ABSTRACT

“Eternal Histories, Elusive Homelands” explores the intertwined historical pathways of the Armenian, Turkish and Kurdish national movements and highlights aspects of cooperation and conflict. It seeks to reconstruct the historical evolution of the three movements from the shared goal of imperial reform to the competing quest for a national homeland. The quest for “Western Armenia” takes the reader from early constitutional writings of Perso-Armenian merchants in distant India and loosely organized Armenian solidarity organizations to internationally operating revolutionary parties such as the Social Democrat Hnchakian party (1887) and the Armenian Revolutionary Federation (1890). The quest for “Eastern Turkey” unfolds as a history from Ottoman reformism to pan-Turkist and, later, territorially confined nationalism – the latter reflected in the Union for the Defense of Law in Anatolia and Rumelia (1919).

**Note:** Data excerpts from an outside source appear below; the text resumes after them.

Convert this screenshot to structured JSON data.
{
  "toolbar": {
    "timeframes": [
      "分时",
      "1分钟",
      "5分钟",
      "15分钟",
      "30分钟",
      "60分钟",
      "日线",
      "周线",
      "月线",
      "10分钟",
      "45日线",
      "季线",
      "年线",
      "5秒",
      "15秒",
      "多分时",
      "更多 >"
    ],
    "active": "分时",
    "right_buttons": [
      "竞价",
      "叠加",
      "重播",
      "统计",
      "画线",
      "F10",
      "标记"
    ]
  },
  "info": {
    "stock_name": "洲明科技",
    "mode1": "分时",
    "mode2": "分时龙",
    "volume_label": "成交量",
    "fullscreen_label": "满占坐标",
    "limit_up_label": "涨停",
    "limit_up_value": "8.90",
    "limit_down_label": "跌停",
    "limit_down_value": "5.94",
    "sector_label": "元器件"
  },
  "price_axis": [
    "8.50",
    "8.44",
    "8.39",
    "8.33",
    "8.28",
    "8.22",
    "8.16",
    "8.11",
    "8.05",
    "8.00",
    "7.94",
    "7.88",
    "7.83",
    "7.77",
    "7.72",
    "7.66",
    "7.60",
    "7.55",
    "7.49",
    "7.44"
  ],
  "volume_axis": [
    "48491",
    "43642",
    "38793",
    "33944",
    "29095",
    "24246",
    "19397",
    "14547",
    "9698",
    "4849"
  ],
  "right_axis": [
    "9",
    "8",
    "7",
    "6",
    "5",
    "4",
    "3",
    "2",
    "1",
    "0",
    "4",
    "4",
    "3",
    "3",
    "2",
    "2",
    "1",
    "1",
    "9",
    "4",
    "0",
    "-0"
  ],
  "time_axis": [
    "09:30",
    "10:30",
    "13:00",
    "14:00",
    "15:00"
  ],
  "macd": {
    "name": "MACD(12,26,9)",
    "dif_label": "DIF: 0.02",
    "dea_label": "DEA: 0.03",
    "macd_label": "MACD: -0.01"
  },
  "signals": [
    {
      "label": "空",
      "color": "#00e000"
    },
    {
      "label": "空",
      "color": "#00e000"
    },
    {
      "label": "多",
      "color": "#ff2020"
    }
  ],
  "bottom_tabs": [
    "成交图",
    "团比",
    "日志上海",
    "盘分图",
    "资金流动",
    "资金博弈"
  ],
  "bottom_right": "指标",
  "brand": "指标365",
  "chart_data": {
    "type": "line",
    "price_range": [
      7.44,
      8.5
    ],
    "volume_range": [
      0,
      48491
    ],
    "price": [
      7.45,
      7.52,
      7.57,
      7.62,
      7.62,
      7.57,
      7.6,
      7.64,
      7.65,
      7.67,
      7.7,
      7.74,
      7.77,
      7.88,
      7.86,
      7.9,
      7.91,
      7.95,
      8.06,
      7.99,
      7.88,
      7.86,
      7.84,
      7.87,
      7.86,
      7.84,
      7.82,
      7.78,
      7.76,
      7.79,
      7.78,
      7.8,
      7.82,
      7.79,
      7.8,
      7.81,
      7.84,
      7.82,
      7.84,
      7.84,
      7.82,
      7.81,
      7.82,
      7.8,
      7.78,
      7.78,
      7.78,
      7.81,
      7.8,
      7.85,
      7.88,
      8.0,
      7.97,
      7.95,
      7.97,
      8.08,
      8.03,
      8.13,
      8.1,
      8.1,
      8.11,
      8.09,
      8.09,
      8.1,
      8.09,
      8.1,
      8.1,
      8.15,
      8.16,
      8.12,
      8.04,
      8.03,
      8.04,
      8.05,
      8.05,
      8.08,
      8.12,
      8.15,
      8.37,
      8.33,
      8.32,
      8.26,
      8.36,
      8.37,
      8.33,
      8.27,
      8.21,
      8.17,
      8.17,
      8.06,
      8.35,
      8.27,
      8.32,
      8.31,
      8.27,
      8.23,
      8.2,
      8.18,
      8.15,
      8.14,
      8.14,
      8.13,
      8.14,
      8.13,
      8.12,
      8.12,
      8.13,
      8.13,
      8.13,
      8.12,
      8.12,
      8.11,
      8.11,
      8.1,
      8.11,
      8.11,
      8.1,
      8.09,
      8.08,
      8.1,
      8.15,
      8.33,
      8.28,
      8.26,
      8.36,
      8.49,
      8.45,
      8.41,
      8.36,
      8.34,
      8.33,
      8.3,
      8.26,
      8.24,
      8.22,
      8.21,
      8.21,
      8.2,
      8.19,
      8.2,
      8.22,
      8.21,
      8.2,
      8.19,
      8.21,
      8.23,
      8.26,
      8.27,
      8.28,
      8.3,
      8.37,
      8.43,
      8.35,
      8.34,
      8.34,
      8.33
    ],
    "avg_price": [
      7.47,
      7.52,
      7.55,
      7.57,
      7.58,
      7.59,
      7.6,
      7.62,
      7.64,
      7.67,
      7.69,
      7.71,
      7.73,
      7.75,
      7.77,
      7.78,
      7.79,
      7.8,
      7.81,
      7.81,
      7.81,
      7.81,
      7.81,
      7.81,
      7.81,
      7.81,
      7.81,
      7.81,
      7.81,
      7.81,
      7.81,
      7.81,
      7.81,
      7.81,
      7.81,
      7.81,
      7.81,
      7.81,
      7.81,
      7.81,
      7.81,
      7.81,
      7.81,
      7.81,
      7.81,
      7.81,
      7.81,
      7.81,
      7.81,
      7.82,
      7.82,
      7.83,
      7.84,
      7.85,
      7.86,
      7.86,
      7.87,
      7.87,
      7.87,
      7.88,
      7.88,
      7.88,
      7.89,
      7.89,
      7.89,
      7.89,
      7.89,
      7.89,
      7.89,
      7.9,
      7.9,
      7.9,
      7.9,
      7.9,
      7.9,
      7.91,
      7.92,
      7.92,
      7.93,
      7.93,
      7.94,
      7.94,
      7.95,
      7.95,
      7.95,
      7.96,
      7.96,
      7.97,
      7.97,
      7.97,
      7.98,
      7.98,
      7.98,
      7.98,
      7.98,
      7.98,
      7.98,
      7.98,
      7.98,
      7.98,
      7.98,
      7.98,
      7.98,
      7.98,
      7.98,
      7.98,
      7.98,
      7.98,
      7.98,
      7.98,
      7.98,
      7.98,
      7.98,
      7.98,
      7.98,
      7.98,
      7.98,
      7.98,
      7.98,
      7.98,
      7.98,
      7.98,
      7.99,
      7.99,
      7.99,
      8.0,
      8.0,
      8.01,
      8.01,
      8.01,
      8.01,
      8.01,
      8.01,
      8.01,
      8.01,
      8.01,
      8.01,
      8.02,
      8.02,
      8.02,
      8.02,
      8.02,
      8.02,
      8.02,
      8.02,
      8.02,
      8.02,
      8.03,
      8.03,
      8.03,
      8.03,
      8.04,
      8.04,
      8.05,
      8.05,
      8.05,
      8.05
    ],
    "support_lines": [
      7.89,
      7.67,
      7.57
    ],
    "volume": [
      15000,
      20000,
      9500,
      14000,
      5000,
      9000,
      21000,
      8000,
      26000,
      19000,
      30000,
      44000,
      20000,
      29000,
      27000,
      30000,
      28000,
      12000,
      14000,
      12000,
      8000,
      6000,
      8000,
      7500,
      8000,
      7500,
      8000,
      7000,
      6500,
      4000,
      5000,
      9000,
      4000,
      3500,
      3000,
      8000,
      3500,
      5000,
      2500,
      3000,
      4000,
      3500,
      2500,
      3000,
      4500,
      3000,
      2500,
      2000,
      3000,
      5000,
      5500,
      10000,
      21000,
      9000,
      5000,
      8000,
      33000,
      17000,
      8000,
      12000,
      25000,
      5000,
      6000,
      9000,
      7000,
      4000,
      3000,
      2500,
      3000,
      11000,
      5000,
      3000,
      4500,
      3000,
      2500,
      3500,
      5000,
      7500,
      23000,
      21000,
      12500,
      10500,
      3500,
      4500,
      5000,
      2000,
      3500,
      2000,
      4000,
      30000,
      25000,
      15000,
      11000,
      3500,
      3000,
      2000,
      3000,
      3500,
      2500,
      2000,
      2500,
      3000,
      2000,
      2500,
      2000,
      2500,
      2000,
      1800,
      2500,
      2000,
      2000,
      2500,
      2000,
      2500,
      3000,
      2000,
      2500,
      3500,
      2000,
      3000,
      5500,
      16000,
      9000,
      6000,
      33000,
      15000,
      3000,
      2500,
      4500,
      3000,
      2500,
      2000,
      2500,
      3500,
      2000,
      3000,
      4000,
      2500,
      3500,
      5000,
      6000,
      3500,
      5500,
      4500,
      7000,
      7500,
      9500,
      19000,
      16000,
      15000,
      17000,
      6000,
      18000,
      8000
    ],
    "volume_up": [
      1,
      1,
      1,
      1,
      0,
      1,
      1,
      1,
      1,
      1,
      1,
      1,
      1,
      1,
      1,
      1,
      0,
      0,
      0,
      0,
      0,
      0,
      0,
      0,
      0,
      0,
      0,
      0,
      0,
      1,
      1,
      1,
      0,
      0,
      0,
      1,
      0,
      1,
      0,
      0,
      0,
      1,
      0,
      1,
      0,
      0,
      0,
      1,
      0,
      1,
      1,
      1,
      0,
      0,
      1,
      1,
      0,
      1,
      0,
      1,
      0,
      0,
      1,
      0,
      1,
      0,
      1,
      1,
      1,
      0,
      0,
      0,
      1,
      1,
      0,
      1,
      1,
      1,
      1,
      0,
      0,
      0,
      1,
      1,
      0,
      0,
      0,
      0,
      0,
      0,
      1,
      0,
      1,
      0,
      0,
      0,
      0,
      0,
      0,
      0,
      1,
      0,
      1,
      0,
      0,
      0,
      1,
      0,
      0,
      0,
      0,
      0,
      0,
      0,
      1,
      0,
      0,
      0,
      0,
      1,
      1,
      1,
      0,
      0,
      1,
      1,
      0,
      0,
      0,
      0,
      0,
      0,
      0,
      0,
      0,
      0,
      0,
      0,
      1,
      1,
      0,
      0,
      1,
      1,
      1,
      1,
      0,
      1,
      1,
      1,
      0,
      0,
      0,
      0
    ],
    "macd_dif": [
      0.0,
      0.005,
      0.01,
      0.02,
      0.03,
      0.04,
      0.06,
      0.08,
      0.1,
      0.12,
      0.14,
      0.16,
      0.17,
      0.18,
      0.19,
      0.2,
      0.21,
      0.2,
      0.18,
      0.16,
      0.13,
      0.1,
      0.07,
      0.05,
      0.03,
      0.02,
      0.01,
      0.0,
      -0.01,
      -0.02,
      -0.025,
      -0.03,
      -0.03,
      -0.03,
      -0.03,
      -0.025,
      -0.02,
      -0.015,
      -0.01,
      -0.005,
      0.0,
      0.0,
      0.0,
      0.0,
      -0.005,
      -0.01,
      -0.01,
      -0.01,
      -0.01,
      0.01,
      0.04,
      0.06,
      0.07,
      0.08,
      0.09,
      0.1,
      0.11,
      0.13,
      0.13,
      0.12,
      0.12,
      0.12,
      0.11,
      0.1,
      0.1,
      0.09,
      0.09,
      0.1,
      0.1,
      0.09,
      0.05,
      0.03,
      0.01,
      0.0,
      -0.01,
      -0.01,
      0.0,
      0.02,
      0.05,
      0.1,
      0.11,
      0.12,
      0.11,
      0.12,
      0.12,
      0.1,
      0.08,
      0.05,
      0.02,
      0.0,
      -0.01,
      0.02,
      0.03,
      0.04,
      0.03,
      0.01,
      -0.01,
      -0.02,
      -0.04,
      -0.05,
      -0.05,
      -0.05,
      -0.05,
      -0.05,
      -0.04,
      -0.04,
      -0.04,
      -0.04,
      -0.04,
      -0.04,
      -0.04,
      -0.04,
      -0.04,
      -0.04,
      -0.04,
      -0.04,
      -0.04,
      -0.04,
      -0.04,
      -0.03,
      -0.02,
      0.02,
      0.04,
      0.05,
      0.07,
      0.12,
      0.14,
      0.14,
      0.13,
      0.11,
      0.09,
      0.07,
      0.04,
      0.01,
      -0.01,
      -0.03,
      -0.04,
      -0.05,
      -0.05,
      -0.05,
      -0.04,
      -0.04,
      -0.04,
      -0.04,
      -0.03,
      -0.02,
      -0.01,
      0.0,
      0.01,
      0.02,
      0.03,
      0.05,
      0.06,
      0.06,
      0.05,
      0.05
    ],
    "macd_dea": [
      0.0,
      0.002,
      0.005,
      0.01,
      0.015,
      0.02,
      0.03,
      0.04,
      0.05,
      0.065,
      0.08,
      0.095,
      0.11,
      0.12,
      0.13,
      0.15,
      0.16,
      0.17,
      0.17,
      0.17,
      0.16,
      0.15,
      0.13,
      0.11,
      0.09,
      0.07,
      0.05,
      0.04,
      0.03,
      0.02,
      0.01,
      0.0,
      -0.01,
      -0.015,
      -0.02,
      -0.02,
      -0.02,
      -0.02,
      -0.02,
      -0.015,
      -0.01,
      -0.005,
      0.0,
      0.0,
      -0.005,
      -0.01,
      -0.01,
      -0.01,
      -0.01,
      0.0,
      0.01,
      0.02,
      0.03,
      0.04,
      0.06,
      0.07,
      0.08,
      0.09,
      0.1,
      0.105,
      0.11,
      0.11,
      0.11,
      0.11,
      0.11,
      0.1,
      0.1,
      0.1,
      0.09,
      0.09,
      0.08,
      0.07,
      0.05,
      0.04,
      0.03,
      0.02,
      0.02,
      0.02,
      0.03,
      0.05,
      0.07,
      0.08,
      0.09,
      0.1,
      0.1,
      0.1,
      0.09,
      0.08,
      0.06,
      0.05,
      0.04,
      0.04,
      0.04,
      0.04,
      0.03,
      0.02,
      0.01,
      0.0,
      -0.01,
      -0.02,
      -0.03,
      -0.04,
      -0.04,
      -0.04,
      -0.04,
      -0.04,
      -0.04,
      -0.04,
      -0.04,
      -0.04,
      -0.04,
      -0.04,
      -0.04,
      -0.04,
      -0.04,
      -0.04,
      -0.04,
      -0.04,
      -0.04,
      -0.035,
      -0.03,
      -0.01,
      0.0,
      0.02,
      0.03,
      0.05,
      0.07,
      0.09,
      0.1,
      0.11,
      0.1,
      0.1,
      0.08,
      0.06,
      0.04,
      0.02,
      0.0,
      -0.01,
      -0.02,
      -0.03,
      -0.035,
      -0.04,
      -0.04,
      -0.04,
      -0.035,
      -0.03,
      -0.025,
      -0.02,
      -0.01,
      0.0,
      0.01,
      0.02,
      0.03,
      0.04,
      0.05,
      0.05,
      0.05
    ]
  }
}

Finally, the quest for “Northern Kurdistan” is a story of early clergy-led uprisings against central authority and short-lived Kurdish independence under Xoybûn (1927–1930); secularization and politicization of the movement under the impact of affirmative policies for Kurdish culture in Soviet Armenia (Radio Yerevan, Rja Ţəzə) and fully-fledged guerilla warfare with the emergence of the Kurdish Workers’ Party (PKK). Linking the three historical trajectories together, this chapter argues that the removal of Armenian populations during World War I created a highly ambivalent situation on the ground: while it brutally eradicated the demographic basis for an “Armenian homeland” in the Eastern Provinces, the unintended consequence was a concentration of the remaining Kurdish population and resulting demands for the liberation of the region now as a “Kurdish homeland”.